I had nearly omitted to state that on the 23rd, we had one of those storms, with the accounts of which people have been kindly endeavouring to alarm me. It certainly blew with violence, but I have been ridiculed for asserting that its force was by no means equal to that of an equinoctial gale in England. I am certain, however, that it was not. There was not a single house thrown down, or any thatch stripped. The wind undoubtedly made a fearful roaring among the trees, and this led our Colonists to think it worse than it really was. The only accidents in consequence, of which I have heard, are the driving ashore of a small vessel of 35 tons (which was afterwards got off without damage), and the loss of a boat.[1]

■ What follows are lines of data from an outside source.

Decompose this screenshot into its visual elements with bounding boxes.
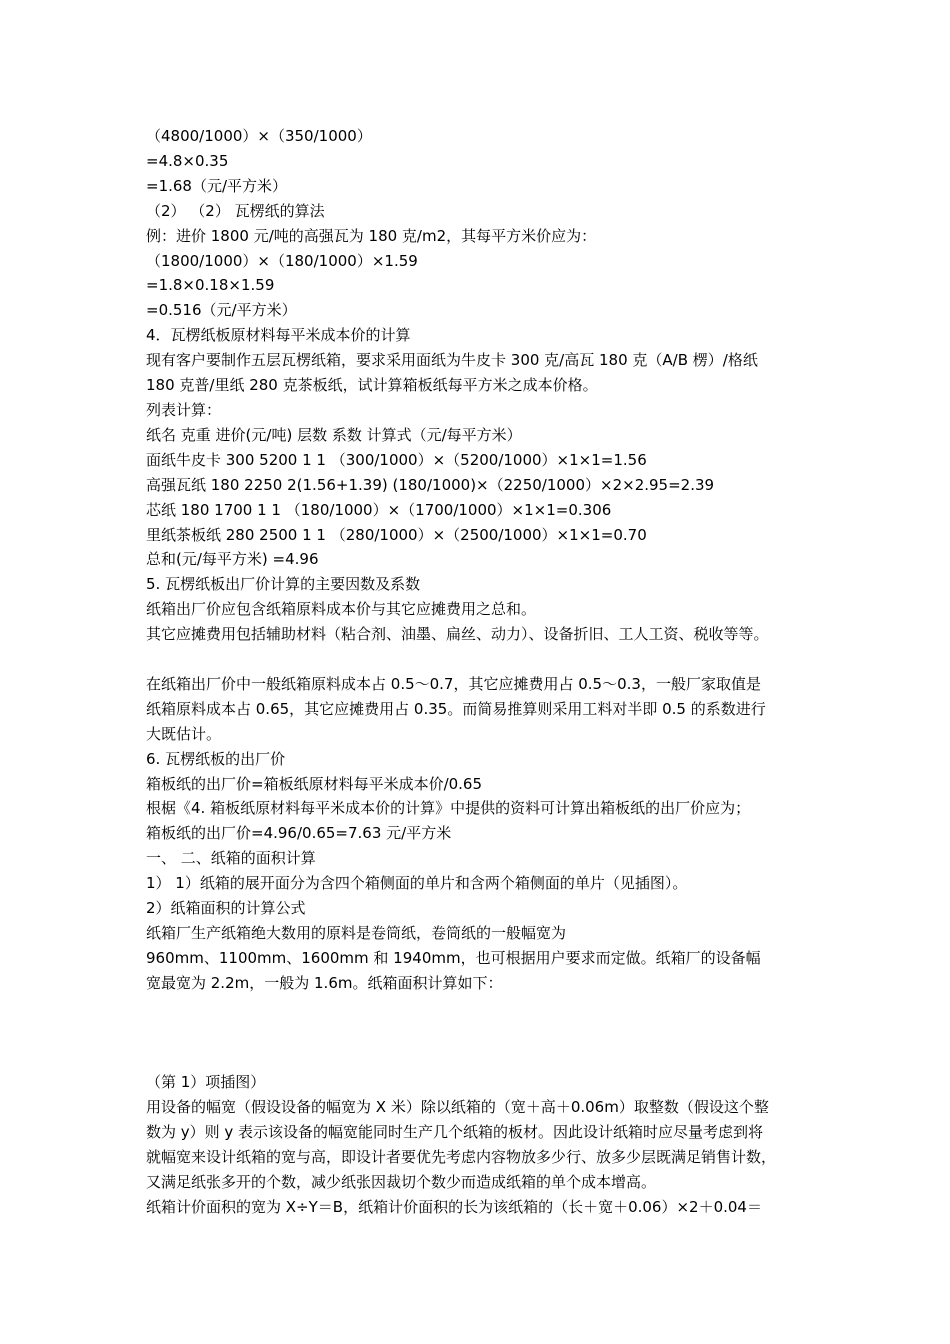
text-line: （1800/1000）×（180/1000）×1.59 bbox=[146, 251, 418, 270]
text-line: 数为 y）则 y 表示该设备的幅宽能同时生产几个纸箱的板材。因此设计纸箱时应尽量考虑到将 bbox=[146, 1123, 764, 1142]
text-line: 面纸牛皮卡 300 5200 1 1 （300/1000）×（5200/1000）×1×1=1.56 bbox=[146, 450, 647, 469]
text-line: 里纸茶板纸 280 2500 1 1 （280/1000）×（2500/1000）×1×1=0.70 bbox=[146, 525, 647, 544]
text-line: 6. 瓦楞纸板的出厂价 bbox=[146, 749, 286, 768]
text-line: 其它应摊费用包括辅助材料（粘合剂、油墨、扁丝、动力）、设备折旧、工人工资、税收等等。 bbox=[146, 625, 769, 644]
section-paper-cost bbox=[146, 124, 826, 647]
text-line: 宽最宽为 2.2m，一般为 1.6m。纸箱面积计算如下： bbox=[146, 973, 503, 992]
text-line: 960mm、1100mm、1600mm 和 1940mm，也可根据用户要求而定做。纸箱厂的设备幅 bbox=[146, 948, 761, 967]
text-line: 纸名 克重 进价(元/吨) 层数 系数 计算式（元/每平方米） bbox=[146, 425, 522, 444]
text-line: 箱板纸的出厂价=箱板纸原材料每平米成本价/0.65 bbox=[146, 774, 483, 793]
text-line: （第 1）项插图） bbox=[146, 1073, 266, 1092]
text-line: 纸箱计价面积的宽为 X÷Y＝B，纸箱计价面积的长为该纸箱的（长＋宽＋0.06）×2＋0.04＝ bbox=[146, 1197, 762, 1216]
text-line: =4.8×0.35 bbox=[146, 151, 229, 170]
section-box-area bbox=[146, 1070, 826, 1219]
text-line: 列表计算： bbox=[146, 400, 222, 419]
text-line: 高强瓦纸 180 2250 2(1.56+1.39) (180/1000)×（2250/1000）×2×2.95=2.39 bbox=[146, 475, 715, 494]
text-line: 在纸箱出厂价中一般纸箱原料成本占 0.5～0.7，其它应摊费用占 0.5～0.3，一般厂家取值是 bbox=[146, 674, 761, 693]
paragraph-gap bbox=[146, 647, 826, 672]
text-line: 2）纸箱面积的计算公式 bbox=[146, 899, 306, 918]
text-line: =0.516（元/平方米） bbox=[146, 301, 297, 320]
text-line: 大既估计。 bbox=[146, 724, 222, 743]
text-line: 一、 二、纸箱的面积计算 bbox=[146, 849, 316, 868]
text-line: 纸箱出厂价应包含纸箱原料成本价与其它应摊费用之总和。 bbox=[146, 600, 537, 619]
text-line: 5. 瓦楞纸板出厂价计算的主要因数及系数 bbox=[146, 575, 421, 594]
text-line: 纸箱厂生产纸箱绝大数用的原料是卷筒纸，卷筒纸的一般幅宽为 bbox=[146, 923, 567, 942]
text-line: 1） 1）纸箱的展开面分为含四个箱侧面的单片和含两个箱侧面的单片（见插图）。 bbox=[146, 874, 688, 893]
figure-placeholder-gap bbox=[146, 996, 826, 1071]
text-line: 180 克普/里纸 280 克茶板纸，试计算箱板纸每平方米之成本价格。 bbox=[146, 376, 598, 395]
text-line: 芯纸 180 1700 1 1 （180/1000）×（1700/1000）×1×1=0.306 bbox=[146, 500, 612, 519]
text-line: 用设备的幅宽（假设设备的幅宽为 X 米）除以纸箱的（宽＋高＋0.06m）取整数（假设这个整 bbox=[146, 1098, 769, 1117]
text-line: =1.8×0.18×1.59 bbox=[146, 276, 275, 295]
text-line: 总和(元/每平方米) =4.96 bbox=[146, 550, 319, 569]
text-line: 根椐《4. 箱板纸原材料每平米成本价的计算》中提供的资料可计算出箱板纸的出厂价应为； bbox=[146, 799, 751, 818]
text-line: 4．瓦楞纸板原材料每平米成本价的计算 bbox=[146, 326, 411, 345]
text-line: 纸箱原料成本占 0.65，其它应摊费用占 0.35。而简易推算则采用工料对半即 0.5 的系数进行 bbox=[146, 699, 766, 718]
text-line: 现有客户要制作五层瓦楞纸箱，要求采用面纸为牛皮卡 300 克/高瓦 180 克（A/B 楞）/格纸 bbox=[146, 351, 758, 370]
text-line: 例：进价 1800 元/吨的高强瓦为 180 克/m2，其每平方米价应为： bbox=[146, 226, 597, 245]
text-line: =1.68（元/平方米） bbox=[146, 176, 288, 195]
text-line: 箱板纸的出厂价=4.96/0.65=7.63 元/平方米 bbox=[146, 824, 452, 843]
document-body bbox=[146, 124, 826, 1220]
text-line: 又满足纸张多开的个数，减少纸张因裁切个数少而造成纸箱的单个成本增高。 bbox=[146, 1173, 657, 1192]
text-line: 就幅宽来设计纸箱的宽与高，即设计者要优先考虑内容物放多少行、放多少层既满足销售计数， bbox=[146, 1148, 777, 1167]
text-line: （4800/1000）×（350/1000） bbox=[146, 127, 372, 145]
section-factory-price bbox=[146, 672, 826, 996]
text-line: （2） （2） 瓦楞纸的算法 bbox=[146, 201, 325, 220]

4th.—The weather is most delightful, like that in April or May at home—when is the winter to come? our shortest day is past. During my absence about half an acre was broken up for Indian corn. My potatoes,—me miserum!—have failed in a great degree; the seed was damaged, although it cost me thirty-five shillings per cwt., and now there is none to be had at any price in


  1. How fully is Mr. Moore borne out in his just opinions, when these unimportant casualties are compared with the melancholy destruction, by the equinoctial gales and other storms of 1833, which have lined the coast of Great Britain and Ireland with innumerable and fatal wrecks, exhibiting a more extensive ruin of the seafaring interests than was ever before recollected in the memory of man.